The recommendation was granted and placed under compulsory coverage or mandated land
acquisition scheme of the CARP.

ISSUE:
W/N the award of land under tenancy be granted to the Farm workers beneficiaries, although
the transfer of agricultural land by virtue of resolution of PARC is unconstitutional?

RULING:
Yes, the award of land under tenancy is granted the Farm workers beneficiaries. While
we affirm the revocation of such Resolution. the Court cannot close its eyes to certain
“operative facts” that had occurred in the interim.  Pertinently, the “operative fact” doctrine
realizes that, in declaring a law or executive action null and void, or, by extension, no longer
without force and effect, undue harshness and resulting unfairness must be avoided. This is as
it should realistically be, since rights might have accrued in favor of natural or juridical persons
and obligations justly incurred in the meantime.
The actual existence of a statute or executive act, prior to such a determination, an
operative fact and may have consequences which cannot justly be ignored; the past cannot
always be erased by a new judicial declaration.

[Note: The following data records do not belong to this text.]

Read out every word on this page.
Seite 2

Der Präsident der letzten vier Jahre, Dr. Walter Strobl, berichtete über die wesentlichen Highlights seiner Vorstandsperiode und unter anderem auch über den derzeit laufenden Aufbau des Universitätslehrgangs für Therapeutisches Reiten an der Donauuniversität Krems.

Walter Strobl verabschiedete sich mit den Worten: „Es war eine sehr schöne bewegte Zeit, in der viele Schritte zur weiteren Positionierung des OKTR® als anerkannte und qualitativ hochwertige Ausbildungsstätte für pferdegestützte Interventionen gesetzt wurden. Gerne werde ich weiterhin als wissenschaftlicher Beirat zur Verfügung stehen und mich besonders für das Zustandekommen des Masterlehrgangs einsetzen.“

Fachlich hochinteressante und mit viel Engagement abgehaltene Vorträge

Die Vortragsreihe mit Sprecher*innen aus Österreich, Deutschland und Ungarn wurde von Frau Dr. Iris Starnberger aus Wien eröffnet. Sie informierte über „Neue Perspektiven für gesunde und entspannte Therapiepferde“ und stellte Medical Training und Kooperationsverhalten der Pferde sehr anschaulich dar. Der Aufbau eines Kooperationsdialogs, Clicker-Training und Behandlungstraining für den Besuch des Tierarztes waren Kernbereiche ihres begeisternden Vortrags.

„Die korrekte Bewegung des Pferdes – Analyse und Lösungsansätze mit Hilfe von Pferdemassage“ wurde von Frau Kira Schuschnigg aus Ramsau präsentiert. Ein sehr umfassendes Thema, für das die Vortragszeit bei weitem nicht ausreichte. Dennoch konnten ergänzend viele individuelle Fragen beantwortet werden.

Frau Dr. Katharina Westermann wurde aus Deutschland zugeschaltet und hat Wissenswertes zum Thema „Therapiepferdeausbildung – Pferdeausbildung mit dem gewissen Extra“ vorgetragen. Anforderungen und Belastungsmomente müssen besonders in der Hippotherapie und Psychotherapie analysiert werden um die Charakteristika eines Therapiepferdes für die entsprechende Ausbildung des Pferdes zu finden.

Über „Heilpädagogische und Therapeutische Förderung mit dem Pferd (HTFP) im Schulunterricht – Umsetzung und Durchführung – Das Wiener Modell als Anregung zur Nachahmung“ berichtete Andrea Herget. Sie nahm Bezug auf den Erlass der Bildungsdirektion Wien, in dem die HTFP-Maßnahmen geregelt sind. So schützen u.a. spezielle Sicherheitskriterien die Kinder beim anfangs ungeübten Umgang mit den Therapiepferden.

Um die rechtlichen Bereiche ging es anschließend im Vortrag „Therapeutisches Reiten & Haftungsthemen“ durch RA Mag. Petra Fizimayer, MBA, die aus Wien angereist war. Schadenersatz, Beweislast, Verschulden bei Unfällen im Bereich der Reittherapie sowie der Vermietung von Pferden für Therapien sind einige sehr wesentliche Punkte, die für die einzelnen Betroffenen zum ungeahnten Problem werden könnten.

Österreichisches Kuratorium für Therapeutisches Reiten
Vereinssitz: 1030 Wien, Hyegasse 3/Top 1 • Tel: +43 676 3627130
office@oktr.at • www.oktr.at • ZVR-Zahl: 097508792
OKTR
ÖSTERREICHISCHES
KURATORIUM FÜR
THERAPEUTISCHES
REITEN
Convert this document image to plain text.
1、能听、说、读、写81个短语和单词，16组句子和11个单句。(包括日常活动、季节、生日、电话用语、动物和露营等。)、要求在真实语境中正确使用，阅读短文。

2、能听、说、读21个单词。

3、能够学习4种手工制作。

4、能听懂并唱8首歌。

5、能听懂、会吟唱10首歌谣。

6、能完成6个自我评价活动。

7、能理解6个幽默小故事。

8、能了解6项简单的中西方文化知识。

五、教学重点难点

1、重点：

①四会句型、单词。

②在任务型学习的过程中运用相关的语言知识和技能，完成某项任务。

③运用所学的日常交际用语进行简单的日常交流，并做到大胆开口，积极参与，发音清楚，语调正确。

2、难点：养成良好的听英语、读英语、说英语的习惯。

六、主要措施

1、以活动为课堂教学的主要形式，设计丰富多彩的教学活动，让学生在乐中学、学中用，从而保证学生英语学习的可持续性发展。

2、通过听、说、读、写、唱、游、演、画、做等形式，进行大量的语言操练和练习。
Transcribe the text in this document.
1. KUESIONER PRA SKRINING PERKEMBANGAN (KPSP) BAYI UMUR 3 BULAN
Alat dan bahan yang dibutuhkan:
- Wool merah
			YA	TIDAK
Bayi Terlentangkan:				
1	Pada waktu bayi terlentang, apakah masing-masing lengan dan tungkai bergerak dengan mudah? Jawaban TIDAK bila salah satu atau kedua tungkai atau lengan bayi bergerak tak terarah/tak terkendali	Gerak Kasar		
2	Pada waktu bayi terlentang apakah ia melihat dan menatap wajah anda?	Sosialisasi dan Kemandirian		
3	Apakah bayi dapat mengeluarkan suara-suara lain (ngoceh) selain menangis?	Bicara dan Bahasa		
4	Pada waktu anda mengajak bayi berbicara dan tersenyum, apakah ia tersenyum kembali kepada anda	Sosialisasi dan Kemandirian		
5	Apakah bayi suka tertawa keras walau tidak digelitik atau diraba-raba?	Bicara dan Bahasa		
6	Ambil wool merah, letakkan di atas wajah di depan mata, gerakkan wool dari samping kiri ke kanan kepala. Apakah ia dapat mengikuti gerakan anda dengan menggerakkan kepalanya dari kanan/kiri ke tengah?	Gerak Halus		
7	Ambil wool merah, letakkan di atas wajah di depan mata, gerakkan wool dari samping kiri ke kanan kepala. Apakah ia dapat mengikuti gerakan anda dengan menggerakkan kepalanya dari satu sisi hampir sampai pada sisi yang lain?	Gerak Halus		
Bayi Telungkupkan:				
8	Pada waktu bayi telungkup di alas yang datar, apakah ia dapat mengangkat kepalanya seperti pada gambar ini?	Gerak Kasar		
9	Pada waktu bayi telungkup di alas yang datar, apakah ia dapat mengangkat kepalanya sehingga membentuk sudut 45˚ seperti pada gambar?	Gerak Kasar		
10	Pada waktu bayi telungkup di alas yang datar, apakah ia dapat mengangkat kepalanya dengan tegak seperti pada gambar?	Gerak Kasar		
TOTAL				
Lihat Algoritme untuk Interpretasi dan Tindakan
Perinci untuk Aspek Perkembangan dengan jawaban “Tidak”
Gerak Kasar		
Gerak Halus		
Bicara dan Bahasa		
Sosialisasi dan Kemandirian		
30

While the assailed PARC resolutions effectively nullifying the Hacienda Luisita SDP are
upheld, the revocation must, by application of the operative fact principle, GIVE WAY TO
THE RIGHTS of the original 6,296 qualified FWBs to choose whether they want to remain
as HLI’s stockholders or not.
The Court cannot turn a blind eye to the fact that in 1989, 93% of the FWBs agreed to
the agreement that the FWBs to have received from HLI salaries and cash benefits.